Mixed reaction as church threatens to oust Uhuru over new laws
12 January 2016, 09:37
Nairobi - The Evangelical Alliance of Kenya (EAK) has pledged to vote against Jubilee in the upcoming general election over the new laws seeking to regulate church activities.
Speaking in Nairobi Monday, the Alliance chair, Bishop Mark Kariuki said they will rally worshippers to vote against the Jubilee government in the next polls if the Attorney General goes ahead to implement the new regulations.
The new laws require all pastors to present Theological training certificates, which Kariuki said is mischievous since preaching is about God’s calling.
Bishop Margaret Wanjiku of Jesus Is Alive Ministries said that the church is already regulated, noting that preaching is not theological.
She posted on twitter: "The people who were used by God biblically were not really educated, most of the preaching is not theological but revelation from God."
The church has now called on the government to use existing machinery to weed out fake preachers, Daily Nation reports.
However, majority of Kenyans feel that the church need to be more regulated to protect Christians against con preachers.
Read Also: Government unveils plan to rein in errant preachers
Here are some of their responses as posted on twitter:
@Sircorleon: “You wonder how the bishops and prophets are very wealthy yet their flock is very poor smh!”
@TomJMO: “My father's house of worship has become a den of thieves, stealing in the name of the Lord!”
@dombwori: “The church abused their freedom and they should not blame the government.”
@ansteneth: “I support the regulations. Crooks have turned churches into business enterprises.”

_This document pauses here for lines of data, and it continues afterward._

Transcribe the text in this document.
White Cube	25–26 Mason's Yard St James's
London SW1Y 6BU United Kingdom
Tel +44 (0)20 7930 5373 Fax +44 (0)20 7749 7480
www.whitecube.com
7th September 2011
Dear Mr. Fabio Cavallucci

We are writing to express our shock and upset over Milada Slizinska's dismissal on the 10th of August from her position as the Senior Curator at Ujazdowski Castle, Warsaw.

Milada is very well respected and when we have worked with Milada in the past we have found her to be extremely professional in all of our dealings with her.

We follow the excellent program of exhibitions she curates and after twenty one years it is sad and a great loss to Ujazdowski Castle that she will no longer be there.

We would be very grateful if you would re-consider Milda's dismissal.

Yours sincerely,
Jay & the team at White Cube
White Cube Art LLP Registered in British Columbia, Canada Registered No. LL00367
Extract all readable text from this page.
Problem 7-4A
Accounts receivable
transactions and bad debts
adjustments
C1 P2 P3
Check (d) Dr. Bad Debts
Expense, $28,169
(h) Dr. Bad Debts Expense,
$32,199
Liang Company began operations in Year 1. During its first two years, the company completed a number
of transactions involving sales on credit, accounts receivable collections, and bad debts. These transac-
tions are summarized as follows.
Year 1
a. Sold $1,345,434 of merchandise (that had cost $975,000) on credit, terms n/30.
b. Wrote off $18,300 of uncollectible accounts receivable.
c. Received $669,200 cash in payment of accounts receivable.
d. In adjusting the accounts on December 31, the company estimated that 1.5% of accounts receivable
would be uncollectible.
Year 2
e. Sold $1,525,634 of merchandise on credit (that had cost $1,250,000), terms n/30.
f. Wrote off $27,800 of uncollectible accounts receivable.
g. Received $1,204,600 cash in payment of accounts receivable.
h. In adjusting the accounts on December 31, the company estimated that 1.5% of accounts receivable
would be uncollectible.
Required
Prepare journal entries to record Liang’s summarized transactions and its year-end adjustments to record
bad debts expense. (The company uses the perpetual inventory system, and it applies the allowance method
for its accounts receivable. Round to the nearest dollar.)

@Ookoscope: “These evangelicals have become SME's and are out to mint money for their CEO 'clergy’.”
@KJeremiahN: “While the regulations may be draconian, we need agree the Gospel-prenuers need be controlled!”
@Waltermaina: “Churches should be regulated, we've seen all kind of thugs hiding behind the bible.”
@reagankay1: “Cosmetic churches are all over in the country. They should be regulated.”